Medicare and Dental Procedures
In the United States we are on the cusp of a major healthcare debate. Politicians have begun to advocate for “Medicare for All” as a very loosely interpreted form of single-payer insurance. Let’s take a look at what Medicare currently covers in terms of dental procedures for Part A and Part B subscribers.
Overall Medicare does not provide coverage for routine dental services. Medicare Part A will provide coverage for services done in a hospital setting that meet certain medical necessity criteria. A prime example is extractions done in anticipation of life-saving surgery or disease treatment. There would not however be coverage for replacement of the removed teeth.

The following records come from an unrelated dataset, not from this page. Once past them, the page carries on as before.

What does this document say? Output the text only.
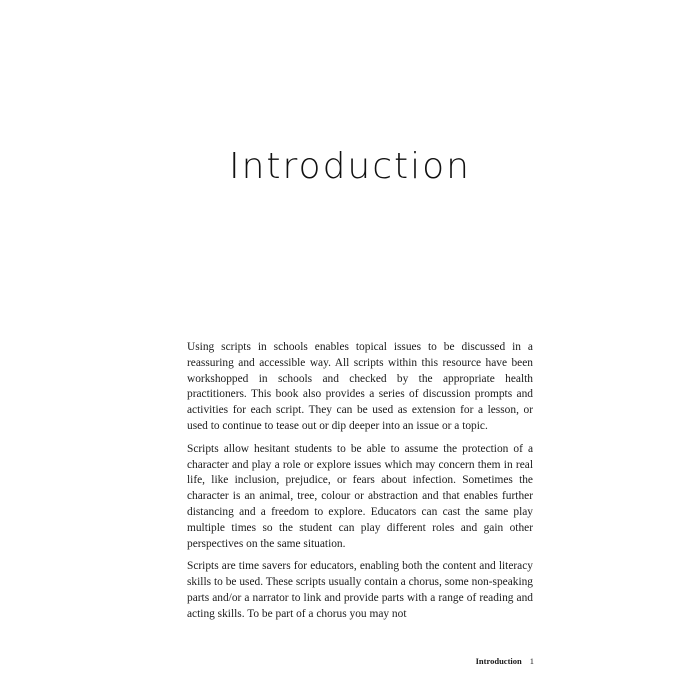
Introduction

Using scripts in schools enables topical issues to be discussed in a reassuring and accessible way. All scripts within this resource have been workshopped in schools and checked by the appropriate health practitioners. This book also provides a series of discussion prompts and activities for each script. They can be used as extension for a lesson, or used to continue to tease out or dip deeper into an issue or a topic.

Scripts allow hesitant students to be able to assume the protection of a character and play a role or explore issues which may concern them in real life, like inclusion, prejudice, or fears about infection. Sometimes the character is an animal, tree, colour or abstraction and that enables further distancing and a freedom to explore. Educators can cast the same play multiple times so the student can play different roles and gain other perspectives on the same situation.

Scripts are time savers for educators, enabling both the content and literacy skills to be used. These scripts usually contain a chorus, some non-speaking parts and/or a narrator to link and provide parts with a range of reading and acting skills. To be part of a chorus you may not

Introduction 1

Part B services provide similar coverage for services rendered outside an inpatient setting. These services must too contribute to an immediate need to render another medical procedure. Restoration of the affected area is typically not covered.

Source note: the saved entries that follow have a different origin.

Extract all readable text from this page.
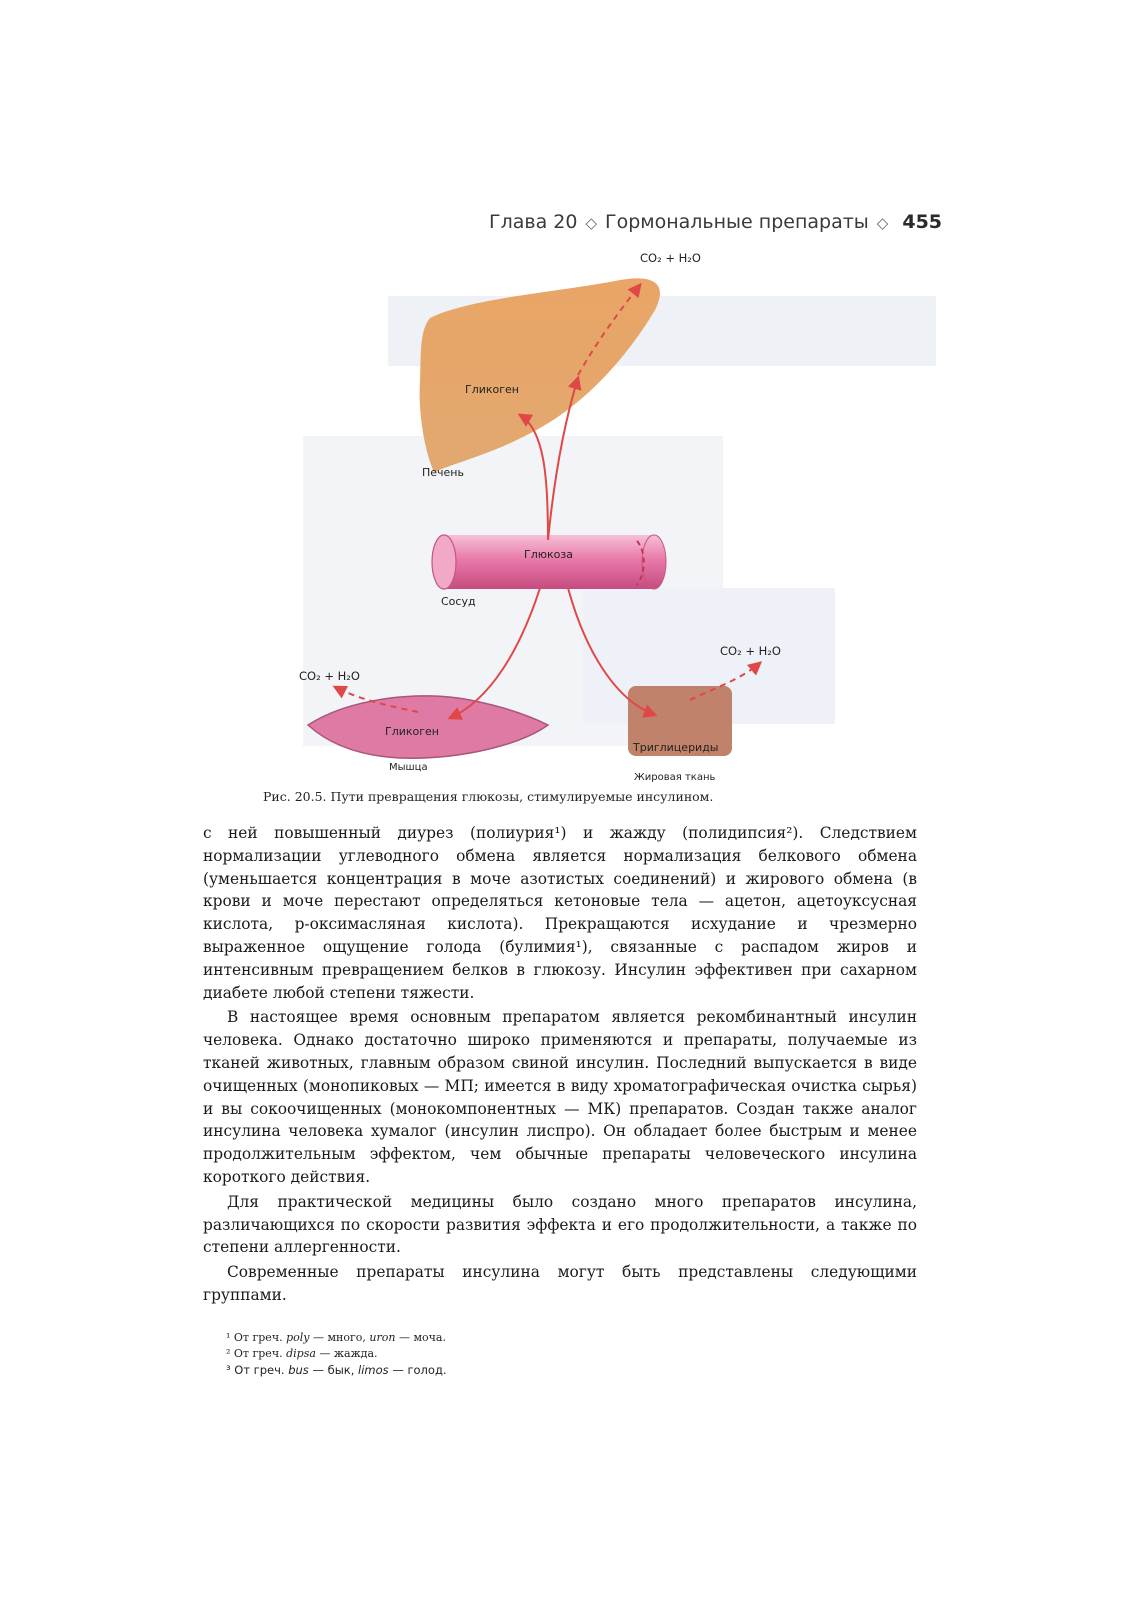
Глава 20 ◇ Гормональные препараты ◇ 455
CO₂ + H₂O
Гликоген
Печень
Глюкоза
Сосуд
CO₂ + H₂O
CO₂ + H₂O
Гликоген
Мышца
Триглицериды
Жировая ткань
Рис. 20.5. Пути превращения глюкозы, стимулируемые инсулином.

с ней повышенный диурез (полиурия¹) и жажду (полидипсия²). Следствием нормализации углеводного обмена является нормализация белкового обмена (уменьшается концентрация в моче азотистых соединений) и жирового обмена (в крови и моче перестают определяться кетоновые тела — ацетон, ацетоуксусная кислота, р-оксимасляная кислота). Прекращаются исхудание и чрезмерно выраженное ощущение голода (булимия¹), связанные с распадом жиров и интенсивным превращением белков в глюкозу. Инсулин эффективен при сахарном диабете любой степени тяжести.

В настоящее время основным препаратом является рекомбинантный инсулин человека. Однако достаточно широко применяются и препараты, получаемые из тканей животных, главным образом свиной инсулин. Последний выпускается в виде очищенных (монопиковых — МП; имеется в виду хроматографическая очистка сырья) и вы сокоочищенных (монокомпонентных — МК) препаратов. Создан также аналог инсулина человека хумалог (инсулин лиспро). Он обладает более быстрым и менее продолжительным эффектом, чем обычные препараты человеческого инсулина короткого действия.

Для практической медицины было создано много препаратов инсулина, различающихся по скорости развития эффекта и его продолжительности, а также по степени аллергенности.

Современные препараты инсулина могут быть представлены следующими группами.

¹ От греч. poly — много, uron — моча.
² От греч. dipsa — жажда.
³ От греч. bus — бык, limos — голод.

When patients have extensive dental needs they often times opt for supplemental plans that provide dental coverage. Or they will opt for Medicare replacement plans that provide more routine dental benefits than standard Medicare.

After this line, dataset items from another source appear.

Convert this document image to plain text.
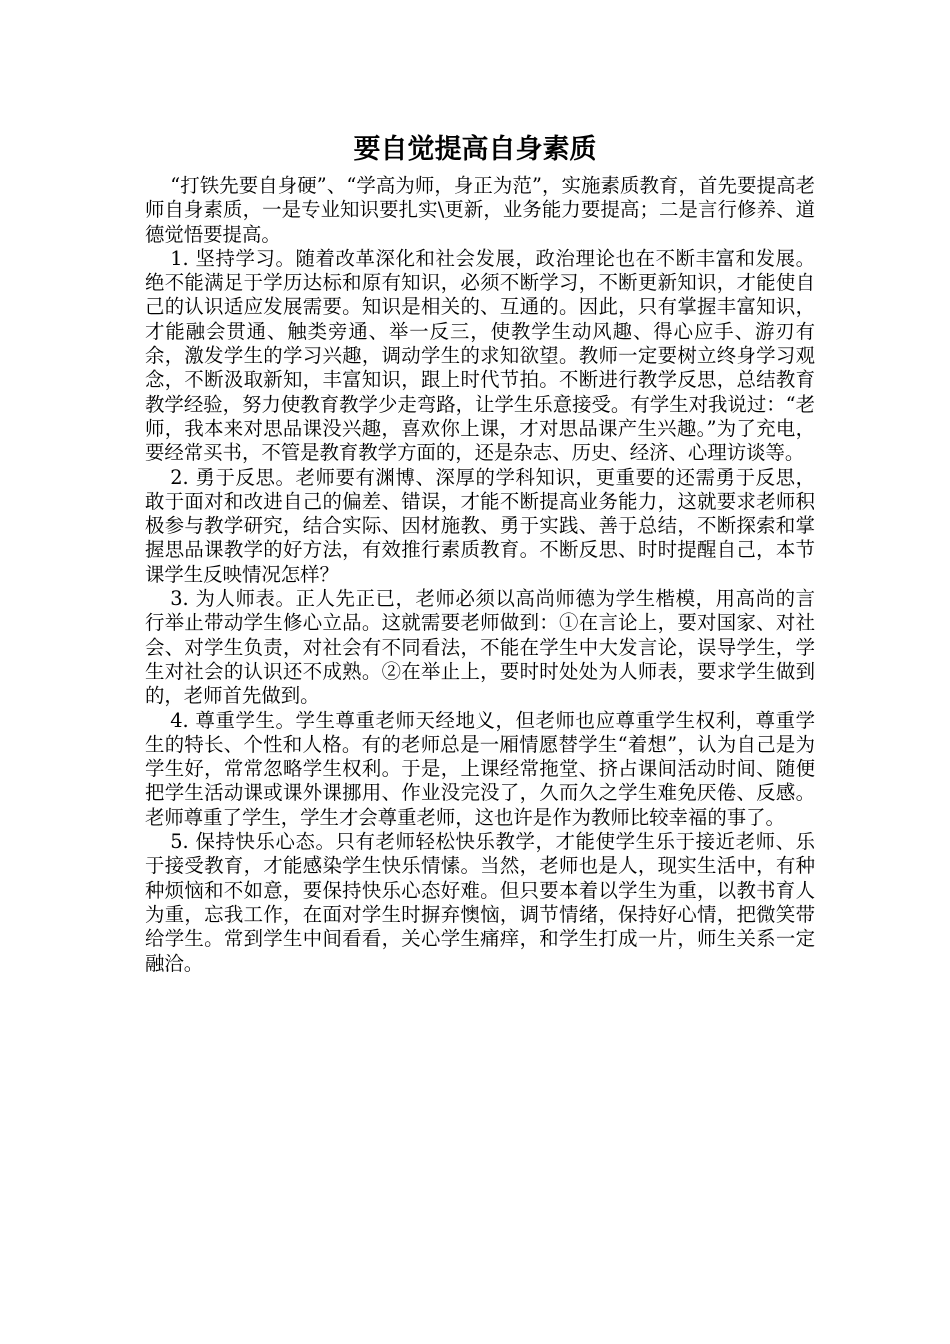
要自觉提高自身素质

“打铁先要自身硬”、“学高为师，身正为范”，实施素质教育，首先要提高老师自身素质，一是专业知识要扎实\更新，业务能力要提高；二是言行修养、道德觉悟要提高。

1. 坚持学习。随着改革深化和社会发展，政治理论也在不断丰富和发展。绝不能满足于学历达标和原有知识，必须不断学习，不断更新知识，才能使自己的认识适应发展需要。知识是相关的、互通的。因此，只有掌握丰富知识，才能融会贯通、触类旁通、举一反三，使教学生动风趣、得心应手、游刃有余，激发学生的学习兴趣，调动学生的求知欲望。教师一定要树立终身学习观念，不断汲取新知，丰富知识，跟上时代节拍。不断进行教学反思，总结教育教学经验，努力使教育教学少走弯路，让学生乐意接受。有学生对我说过：“老师，我本来对思品课没兴趣，喜欢你上课，才对思品课产生兴趣。”为了充电，要经常买书，不管是教育教学方面的，还是杂志、历史、经济、心理访谈等。

2. 勇于反思。老师要有渊博、深厚的学科知识，更重要的还需勇于反思，敢于面对和改进自己的偏差、错误，才能不断提高业务能力，这就要求老师积极参与教学研究，结合实际、因材施教、勇于实践、善于总结，不断探索和掌握思品课教学的好方法，有效推行素质教育。不断反思、时时提醒自己，本节课学生反映情况怎样？

3. 为人师表。正人先正已，老师必须以高尚师德为学生楷模，用高尚的言行举止带动学生修心立品。这就需要老师做到：①在言论上，要对国家、对社会、对学生负责，对社会有不同看法，不能在学生中大发言论，误导学生，学生对社会的认识还不成熟。②在举止上，要时时处处为人师表，要求学生做到的，老师首先做到。

4. 尊重学生。学生尊重老师天经地义，但老师也应尊重学生权利，尊重学生的特长、个性和人格。有的老师总是一厢情愿替学生“着想”，认为自己是为学生好，常常忽略学生权利。于是，上课经常拖堂、挤占课间活动时间、随便把学生活动课或课外课挪用、作业没完没了，久而久之学生难免厌倦、反感。老师尊重了学生，学生才会尊重老师，这也许是作为教师比较幸福的事了。

5. 保持快乐心态。只有老师轻松快乐教学，才能使学生乐于接近老师、乐于接受教育，才能感染学生快乐情愫。当然，老师也是人，现实生活中，有种种烦恼和不如意，要保持快乐心态好难。但只要本着以学生为重，以教书育人为重，忘我工作，在面对学生时摒弃懊恼，调节情绪，保持好心情，把微笑带给学生。常到学生中间看看，关心学生痛痒，和学生打成一片，师生关系一定融洽。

Providers should keep in mind that they must be enrolled with Medicare to submit claims on behalf of their patients. If providers are not enrolled it does not preclude the patient from seeking reimbursement. You can download the patient reimbursement form from the Centers for Medicare & Medicaid website and have your patient send it in with a copy of their itemized ledger from the date of service. Patients will need to followup on their claim with member services.